In 1926, half a silk cocoon dating back 5,000 years was unearthed from the Xiyin Village site in Xia County, Shanxi Province, which is evidence of human use of silk cocoons; in 1958, a piece of silk dating back 4,200 years was unearthed from the Qianshanyang site in Huzhou, Zhejiang Province, which is evidence of the appearance of silk in the Yangtze River Basin; in 1983, silk fragments dating back 5,630 years were unearthed from the Qingtai Village site in Xingyang, Henan Province, which is evidence of the appearance of silk in the Yellow River Basin and is also considered to be the earliest silk fabric discovered in my country to date.

Q: Why is it said that the origin of sericulture and silk is essentially a scientific and technological invention?
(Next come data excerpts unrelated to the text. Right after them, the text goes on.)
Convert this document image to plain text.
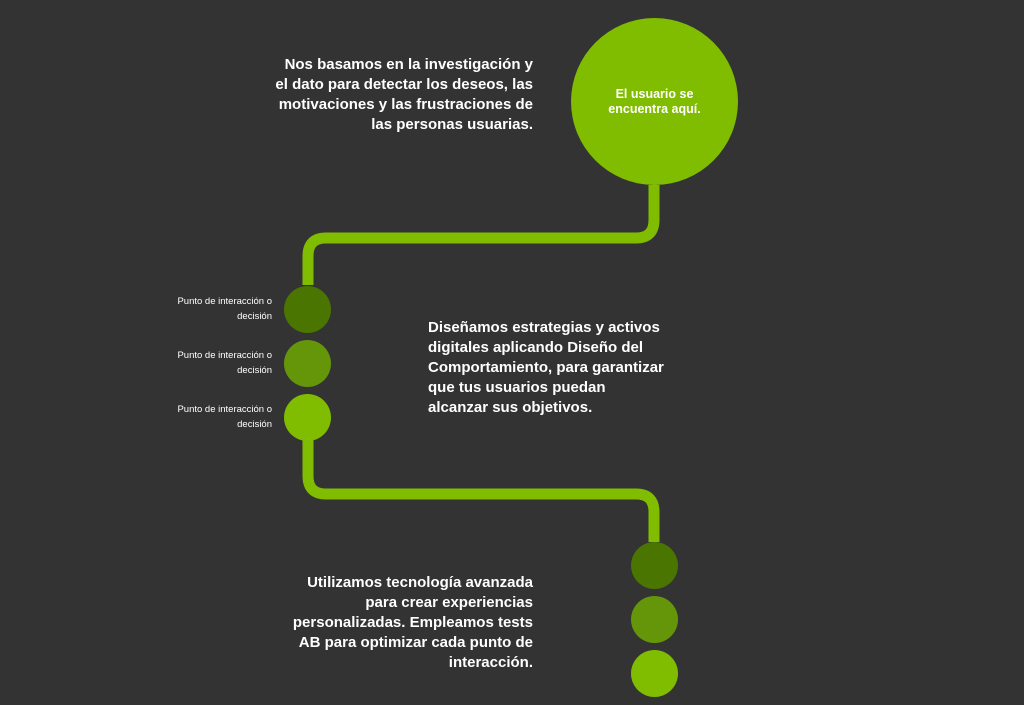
El usuario se encuentra aquí.
Nos basamos en la investigación y el dato para detectar los deseos, las motivaciones y las frustraciones de las personas usuarias.
Punto de interacción o decisión
Punto de interacción o decisión
Punto de interacción o decisión
Diseñamos estrategias y activos digitales aplicando Diseño del Comportamiento, para garantizar que tus usuarios puedan alcanzar sus objetivos.
Utilizamos tecnología avanzada para crear experiencias personalizadas. Empleamos tests AB para optimizar cada punto de interacción.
Answer: Our ancestors planted mulberry trees and raised silkworms, let them spin silk and make cocoons, and skillfully wove the warp and weft to weave them into brocade. They also used printing, embroidery and other methods to present an imaginary fairyland and real nature on the fabrics.

During the birth of silk and the development of production technology, many inventions have been extended. For example, domesticating wild silkworms into domestic silkworms is an extremely difficult achievement in the history of biology. So far, only two insects have been successfully domesticated by humans: silkworms and honey bees. Using foot pedals as a mechanism to power and control the operation of silk reeling machines and plain looms was regarded as a Chinese invention by the famous Sinologist Joseph Needham, which had a great impact on the development history of loom structure. The most ingenious and important invention in silk weaving is to load special patterns on jacquard machines to control fabric patterns, which directly enlightened the programming design of early telegraphs and computers. Silk also had a very direct impact on papermaking and printing, two of my country's four great inventions. Silk produced primitive paper during the production process, and the woodblock printing technology of the Han Dynasty was the earliest color overprinting technology. In addition, silk has made great contributions to my country's traditional mathematics, physics, chemistry, biology and other fields.

"Chinese sericulture and silk weaving skills" are an integral part of China's cultural heritage and a cultural symbol recognized by the Chinese nation. This traditional manual production skill and related folk activities are still widely inherited in Hangzhou, Jiaxing, Huzhou, Jiangsu, Sichuan and other places.